Qadhafi's revolution also elicited external opponents, primarily the United States after the Reagan election of 1980. Reagan accused Libya of supporting numerous international terrorist groups and denounced Qadhafi as the "mad dog of the world," though Qadhafi used the language to enhance his own image as a revolutionary leader. American actions moved beyond words in 1981, when U.S. fighters shot down two Libyan fighters over the Gulf of Sirte, and in April 1986, when U.S. fighter bombers attacked targets in Libya in retaliation for alleged Libyan involvement in a terrorist bombing of a disco in Germany. The bombing inflicted little significant damage other than to kill Qadhafi's adopted daughter, though the resulting shock possibly helped to slowly reverse the course of Libya's revolution. Western sanctions against Libya, combined with growing isolation from the rest of the Arab world (Saudi Arabia broke with Libya over oil policy), initially deepened Libya's involvement with international terrorism. However, the bombing of two civilian airlines in 1988 and 1989 deepened sanctions and, coupled with the illogic of the Jamahiriyya's running the economy, fueled a return of internal dissent against Qadhafi. Losing public face, Qadhafi lashed out against the very committee structure he had created, but he also recognized that he needed to execute a course correction, and began a cautious liberalization policy. The reforms that began in 1987 allowed for a certain level of infitah (openness), permitting self-management enterprises stripped of state subsidies, a return to private retail trade, and the opening of tourism. However, average Libyans saw the reforms as a reduction in subsidies, and, for Qadhafi, the necessity of reform conflicted with the loss of tools he had used to control the country. It is unclear whether the reforms would have improved Libya's economy in the face of strict economic sanctions, but Libya's decision to hand over the Lockerbie suspects to international trial in April 1999 began the path to reduced international economic pressure on Libya and a slow return of economic growth.

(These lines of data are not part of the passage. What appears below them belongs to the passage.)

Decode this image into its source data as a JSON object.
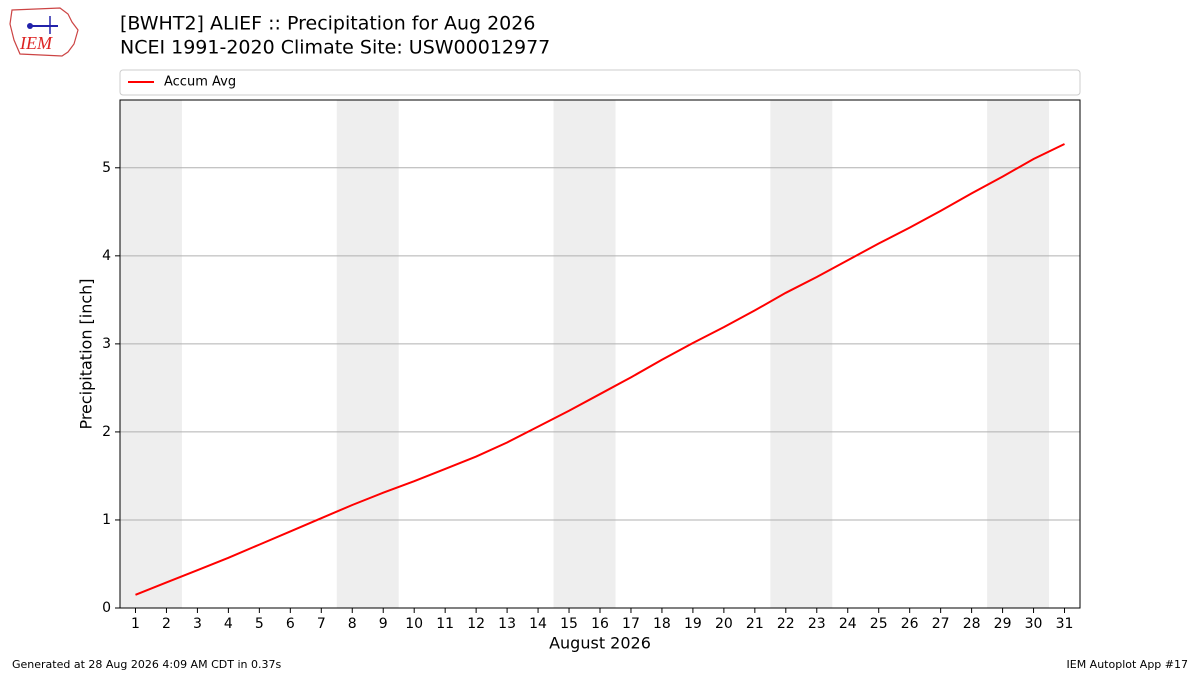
{
  "logo_text": "IEM",
  "footer_left": "Generated at 28 Aug 2026 4:09 AM CDT in 0.37s",
  "footer_right": "IEM Autoplot App #17",
  "chart_data": {
    "type": "line",
    "title": "[BWHT2] ALIEF :: Precipitation for Aug 2026",
    "subtitle": "NCEI 1991-2020 Climate Site: USW00012977",
    "x_label": "August 2026",
    "y_label": "Precipitation [inch]",
    "x": [
      1,
      2,
      3,
      4,
      5,
      6,
      7,
      8,
      9,
      10,
      11,
      12,
      13,
      14,
      15,
      16,
      17,
      18,
      19,
      20,
      21,
      22,
      23,
      24,
      25,
      26,
      27,
      28,
      29,
      30,
      31
    ],
    "series": [
      {
        "name": "Accum Avg",
        "color": "#ff0000",
        "values": [
          0.15,
          0.29,
          0.43,
          0.57,
          0.72,
          0.87,
          1.02,
          1.17,
          1.31,
          1.44,
          1.58,
          1.72,
          1.88,
          2.06,
          2.24,
          2.43,
          2.62,
          2.82,
          3.01,
          3.19,
          3.38,
          3.58,
          3.76,
          3.95,
          4.14,
          4.32,
          4.51,
          4.71,
          4.9,
          5.1,
          5.27
        ]
      }
    ],
    "xlim": [
      0.5,
      31.5
    ],
    "ylim": [
      0,
      5.77
    ],
    "xticks": [
      1,
      2,
      3,
      4,
      5,
      6,
      7,
      8,
      9,
      10,
      11,
      12,
      13,
      14,
      15,
      16,
      17,
      18,
      19,
      20,
      21,
      22,
      23,
      24,
      25,
      26,
      27,
      28,
      29,
      30,
      31
    ],
    "yticks": [
      0,
      1,
      2,
      3,
      4,
      5
    ],
    "grid": true,
    "legend": "top",
    "shaded_x_ranges": [
      [
        0.5,
        2.5
      ],
      [
        7.5,
        9.5
      ],
      [
        14.5,
        16.5
      ],
      [
        21.5,
        23.5
      ],
      [
        28.5,
        30.5
      ]
    ],
    "shade_color": "#eeeeee"
  }
}
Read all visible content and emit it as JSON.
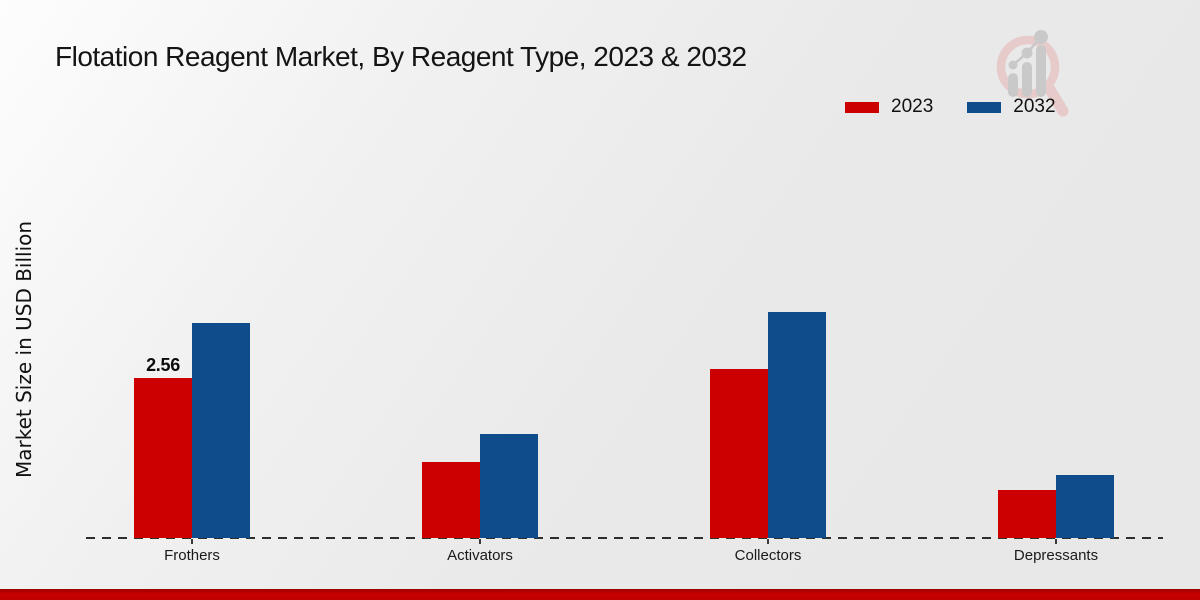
{
  "chart_data": {
    "type": "bar",
    "title": "Flotation Reagent Market, By Reagent Type, 2023 & 2032",
    "ylabel": "Market Size in USD Billion",
    "xlabel": "",
    "categories": [
      "Frothers",
      "Activators",
      "Collectors",
      "Depressants"
    ],
    "series": [
      {
        "name": "2023",
        "color": "#cc0000",
        "values": [
          2.56,
          1.22,
          2.7,
          0.77
        ]
      },
      {
        "name": "2032",
        "color": "#0e4c8c",
        "values": [
          3.43,
          1.66,
          3.62,
          1.02
        ]
      }
    ],
    "value_labels": [
      {
        "series": "2023",
        "category": "Frothers",
        "text": "2.56"
      }
    ],
    "ylim": [
      0,
      4
    ],
    "grid": false,
    "y_axis_ticks_visible": false,
    "baseline_style": "dashed",
    "legend_position": "top-right"
  },
  "branding": {
    "logo_icon": "magnifier-growth-chart-watermark",
    "logo_ring_color": "#e7caca",
    "logo_bars_color": "#c9c9c9",
    "footer_bar_color": "#c60000"
  }
}
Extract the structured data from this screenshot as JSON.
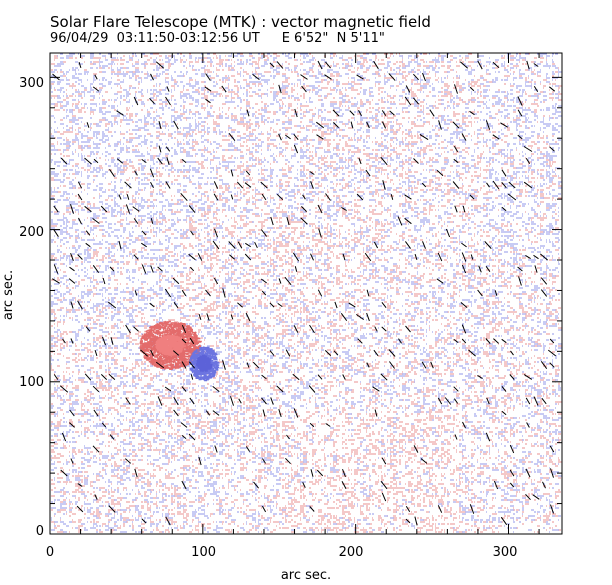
{
  "figure": {
    "title": "Solar Flare Telescope (MTK) : vector magnetic field",
    "date_time": "96/04/29  03:11:50-03:12:56 UT",
    "position": "E 6'52\"  N 5'11\""
  },
  "axes": {
    "xlabel": "arc sec.",
    "ylabel": "arc sec.",
    "x_range": [
      0,
      335
    ],
    "y_range": [
      0,
      316
    ],
    "x_ticks": [
      "0",
      "100",
      "200",
      "300"
    ],
    "y_ticks": [
      "0",
      "100",
      "200",
      "300"
    ]
  },
  "colors": {
    "positive_polarity": "#e36b6b",
    "negative_polarity": "#6c74e0",
    "transverse_field_vectors": "#000000",
    "frame": "#000000"
  },
  "features": {
    "positive_spot_center": [
      78,
      124
    ],
    "negative_spot_center": [
      100,
      112
    ]
  }
}
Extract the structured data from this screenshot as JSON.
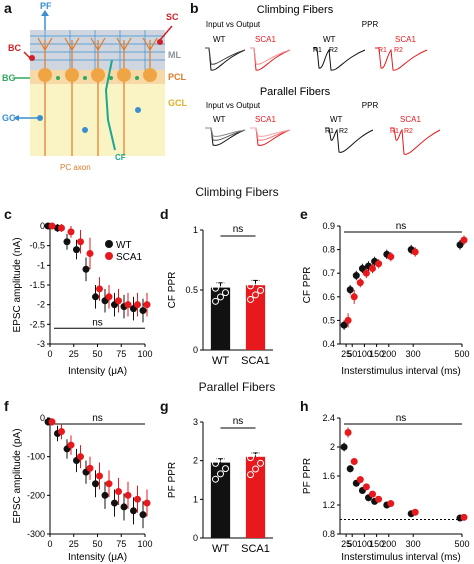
{
  "panel_labels": {
    "a": "a",
    "b": "b",
    "c": "c",
    "d": "d",
    "e": "e",
    "f": "f",
    "g": "g",
    "h": "h"
  },
  "section_titles": {
    "climbing": "Climbing Fibers",
    "parallel": "Parallel Fibers"
  },
  "diagram": {
    "labels": {
      "pf": "PF",
      "sc": "SC",
      "bc": "BC",
      "bg": "BG",
      "gc": "GC",
      "ml": "ML",
      "pcl": "PCL",
      "gcl": "GCL",
      "pc_axon": "PC axon",
      "cf": "CF"
    },
    "colors": {
      "ml_bg": "#cfd6df",
      "gcl_bg": "#faf3c4",
      "pc": "#f0a544",
      "pf": "#3a8fd0",
      "sc": "#d21f26",
      "bg": "#2faa5a",
      "cf": "#1aa88f",
      "pc_axon": "#e07a2a"
    }
  },
  "traces": {
    "cf_title": "Climbing Fibers",
    "pf_title": "Parallel Fibers",
    "io": "Input vs Output",
    "ppr": "PPR",
    "wt": "WT",
    "sca1": "SCA1",
    "r1": "R1",
    "r2": "R2",
    "colors": {
      "wt": "#111111",
      "sca1": "#e8191c"
    }
  },
  "chart_data": [
    {
      "panel": "c",
      "type": "scatter",
      "xlabel": "Intensity (μA)",
      "ylabel": "EPSC amplitude (nA)",
      "xlim": [
        0,
        100
      ],
      "ylim": [
        -3,
        0
      ],
      "xticks": [
        0,
        25,
        50,
        75,
        100
      ],
      "yticks": [
        0,
        -0.5,
        -1,
        -1.5,
        -2,
        -2.5,
        -3
      ],
      "annotation": "ns",
      "x": [
        0,
        10,
        20,
        30,
        40,
        50,
        60,
        70,
        80,
        90,
        100
      ],
      "series": [
        {
          "name": "WT",
          "color": "#111111",
          "values": [
            0,
            -0.05,
            -0.4,
            -0.6,
            -1.1,
            -1.8,
            -1.9,
            -2.0,
            -2.05,
            -2.1,
            -2.15
          ],
          "errors": [
            0.05,
            0.1,
            0.2,
            0.25,
            0.3,
            0.3,
            0.3,
            0.3,
            0.3,
            0.3,
            0.3
          ]
        },
        {
          "name": "SCA1",
          "color": "#e8191c",
          "values": [
            0,
            -0.05,
            -0.15,
            -0.4,
            -0.7,
            -1.6,
            -1.8,
            -1.9,
            -2.0,
            -2.0,
            -2.0
          ],
          "errors": [
            0.05,
            0.1,
            0.15,
            0.3,
            0.4,
            0.3,
            0.3,
            0.3,
            0.3,
            0.3,
            0.3
          ]
        }
      ]
    },
    {
      "panel": "d",
      "type": "bar",
      "ylabel": "CF PPR",
      "ylim": [
        0,
        1
      ],
      "yticks": [
        0,
        0.5,
        1
      ],
      "categories": [
        "WT",
        "SCA1"
      ],
      "values": [
        0.52,
        0.54
      ],
      "errors": [
        0.04,
        0.04
      ],
      "colors": [
        "#111111",
        "#e8191c"
      ],
      "annotation": "ns"
    },
    {
      "panel": "e",
      "type": "scatter",
      "xlabel": "Insterstimulus interval (ms)",
      "ylabel": "CF PPR",
      "xlim": [
        0,
        500
      ],
      "ylim": [
        0.4,
        0.9
      ],
      "xticks": [
        25,
        50,
        100,
        150,
        200,
        300,
        500
      ],
      "yticks": [
        0.4,
        0.5,
        0.6,
        0.7,
        0.8,
        0.9
      ],
      "annotation": "ns",
      "x": [
        25,
        50,
        75,
        100,
        125,
        150,
        200,
        300,
        500
      ],
      "series": [
        {
          "name": "WT",
          "color": "#111111",
          "values": [
            0.48,
            0.63,
            0.69,
            0.72,
            0.73,
            0.75,
            0.78,
            0.8,
            0.82
          ],
          "errors": [
            0.02,
            0.02,
            0.02,
            0.02,
            0.02,
            0.02,
            0.02,
            0.02,
            0.02
          ]
        },
        {
          "name": "SCA1",
          "color": "#e8191c",
          "values": [
            0.5,
            0.6,
            0.66,
            0.7,
            0.72,
            0.74,
            0.77,
            0.79,
            0.84
          ],
          "errors": [
            0.03,
            0.03,
            0.02,
            0.02,
            0.02,
            0.02,
            0.02,
            0.02,
            0.02
          ]
        }
      ]
    },
    {
      "panel": "f",
      "type": "scatter",
      "xlabel": "Intensity (μA)",
      "ylabel": "EPSC amplitude (pA)",
      "xlim": [
        0,
        100
      ],
      "ylim": [
        -300,
        0
      ],
      "xticks": [
        0,
        25,
        50,
        75,
        100
      ],
      "yticks": [
        0,
        -100,
        -200,
        -300
      ],
      "annotation": "ns",
      "x": [
        0,
        10,
        20,
        30,
        40,
        50,
        60,
        70,
        80,
        90,
        100
      ],
      "series": [
        {
          "name": "WT",
          "color": "#111111",
          "values": [
            -10,
            -40,
            -80,
            -110,
            -140,
            -170,
            -200,
            -220,
            -230,
            -240,
            -250
          ],
          "errors": [
            10,
            20,
            25,
            30,
            30,
            35,
            35,
            35,
            35,
            35,
            35
          ]
        },
        {
          "name": "SCA1",
          "color": "#e8191c",
          "values": [
            -10,
            -35,
            -70,
            -100,
            -130,
            -150,
            -170,
            -190,
            -200,
            -210,
            -220
          ],
          "errors": [
            10,
            20,
            25,
            30,
            30,
            35,
            35,
            35,
            35,
            35,
            35
          ]
        }
      ]
    },
    {
      "panel": "g",
      "type": "bar",
      "ylabel": "PF PPR",
      "ylim": [
        0,
        3
      ],
      "yticks": [
        0,
        1,
        2,
        3
      ],
      "categories": [
        "WT",
        "SCA1"
      ],
      "values": [
        1.95,
        2.1
      ],
      "errors": [
        0.1,
        0.1
      ],
      "colors": [
        "#111111",
        "#e8191c"
      ],
      "annotation": "ns"
    },
    {
      "panel": "h",
      "type": "scatter",
      "xlabel": "Insterstimulus interval (ms)",
      "ylabel": "PF PPR",
      "xlim": [
        0,
        500
      ],
      "ylim": [
        0.8,
        2.4
      ],
      "xticks": [
        25,
        50,
        100,
        150,
        200,
        300,
        500
      ],
      "yticks": [
        0.8,
        1.2,
        1.6,
        2.0,
        2.4
      ],
      "annotation": "ns",
      "reference_line": 1.0,
      "x": [
        25,
        50,
        75,
        100,
        125,
        150,
        200,
        300,
        500
      ],
      "series": [
        {
          "name": "WT",
          "color": "#111111",
          "values": [
            2.0,
            1.7,
            1.5,
            1.4,
            1.3,
            1.25,
            1.2,
            1.08,
            1.02
          ],
          "errors": [
            0.06,
            0.05,
            0.04,
            0.04,
            0.04,
            0.03,
            0.03,
            0.03,
            0.02
          ]
        },
        {
          "name": "SCA1",
          "color": "#e8191c",
          "values": [
            2.2,
            1.8,
            1.55,
            1.45,
            1.35,
            1.28,
            1.22,
            1.1,
            1.03
          ],
          "errors": [
            0.07,
            0.05,
            0.05,
            0.04,
            0.04,
            0.03,
            0.03,
            0.03,
            0.02
          ]
        }
      ]
    }
  ]
}
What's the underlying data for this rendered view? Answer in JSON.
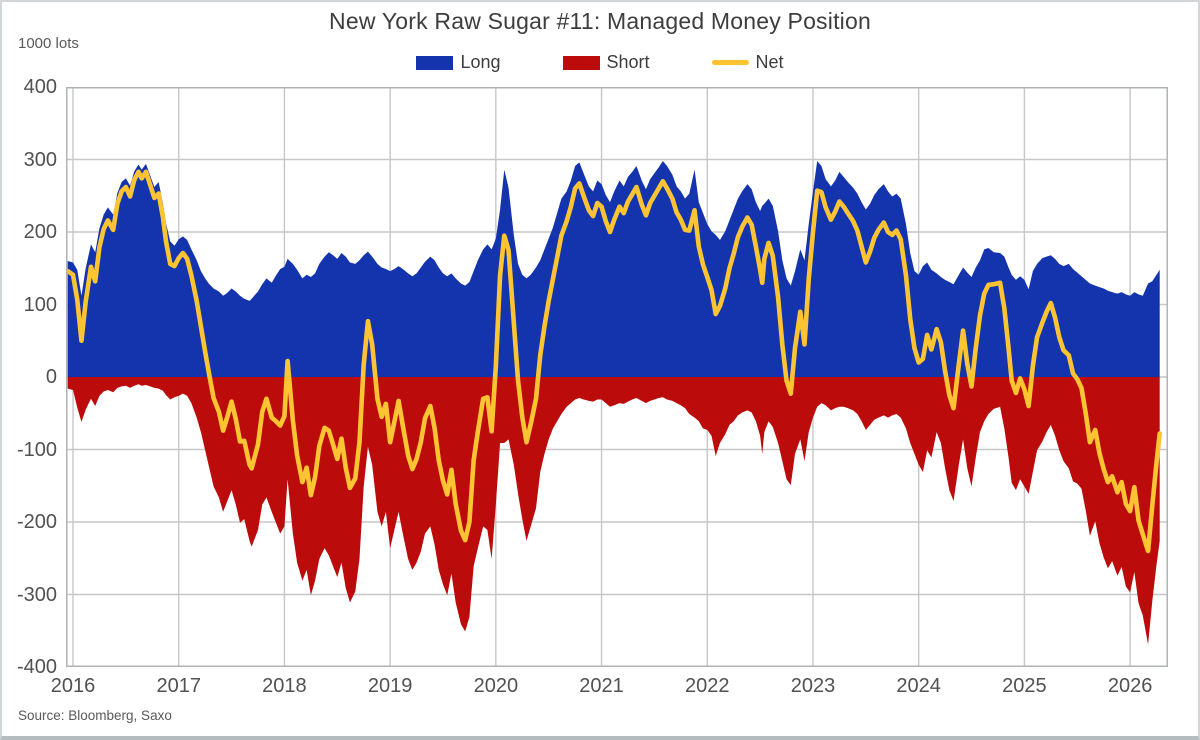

Such changes were welcomed by Libya's population, which was growing weary of the constant drumbeats of revolution from Qadhafi. He seemed to understand the need for course corrections, as privatization continued and Libya distanced itself from terrorist activities. Libya also abandoned its nascent WMD programs, much to the relief of the United States. Younger intellectuals, including Qadhafi's son Saif al-Islam, began to rise in influence. These proponents of liberalization continued Libya's recovery from decades of Qadhafi's ideas, pushing acceptance of IMF criteria for economic reform and a return of the international oil companies that Libya needed to accelerate economic growth. The consequences are an economic boom that has brought foreign goods and eager foreign business people to Tripoli, though the prosperity has not touched many Libyan citizens who still live in poverty.
Economic change has not produced political reform. As Vandewalle indicates, Libya may continue to pursue state-led market reform, or "…the Jamahiriyya can pursue economic liberalization in earnest, giving increasing and real voice to the country's reformers - realizing that such a pursuit will inevitably lead to further demands for accountability, transparency and political voice…."
Dirk Vandewalle has written a detailed story of Libya's history, well documented and carefully argued. It can be read with profit by both specialists and those who seek a better understanding of one of the more interesting countries in North Africa.